Your points are probably open and on the high point on the cam but, yes.... Primary wire disconnected from the coil, with the test light connected to it, and the + terminal of your coil. If you don't want to wait you could put a socket on the end of your crankshaft damper bolt, and turn the engine over manually. That should give you a flashing test light too.
If you do see flashes, then it could be a bad coil wire or coil itself.
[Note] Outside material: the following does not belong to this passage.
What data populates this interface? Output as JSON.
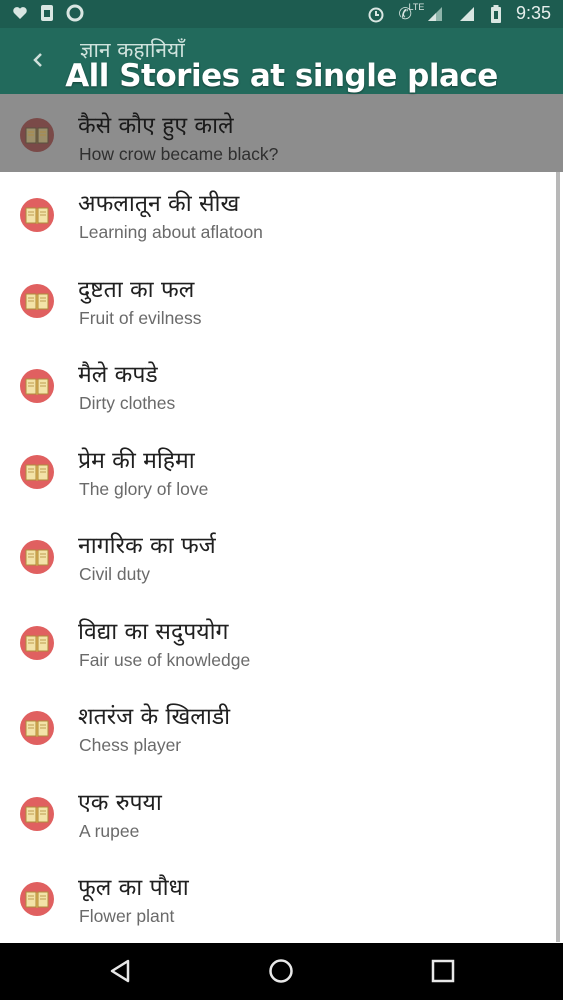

Hooler1, so there is a happy ending. When I did the blinking test light test, it would not blink. That is what I would expect if the points were open (like you said). However, the light would not blink when they were seemingly closed either (off the high point of the cam). I barely touched the movable point when they visually looked closed, and the light came on. So I changed the point gap from .016 to .015, thinking that was still within the acceptable range. BAM! Truck started in a split second. I guess that thousandth of an inch was just enough to keep the points from contacting to complete the circuit. Anyways, it's all good now. Thanks so much for your help! David
Hooler1, so there is a happy ending. When I did the blinking test light test, it would not blink. That is what I would expect if the points were open (like you said). However, the light would not blink when they were seemingly closed either (off the high point of the cam). I barely touched the movable point when they visually looked closed, and the light came on. So I changed the point gap from .016 to .015, thinking that was still within the acceptable range. BAM! Truck started in a split second. I guess that thousandth of an inch was just enough to keep the points from contacting to complete the circuit. Anyways, it's all good now. Thanks so much for your help! David
That's Great to hear David! This is a great and fun hobby especially when you fix something to help you enjoy your truck. Thanks for letting us know what you found!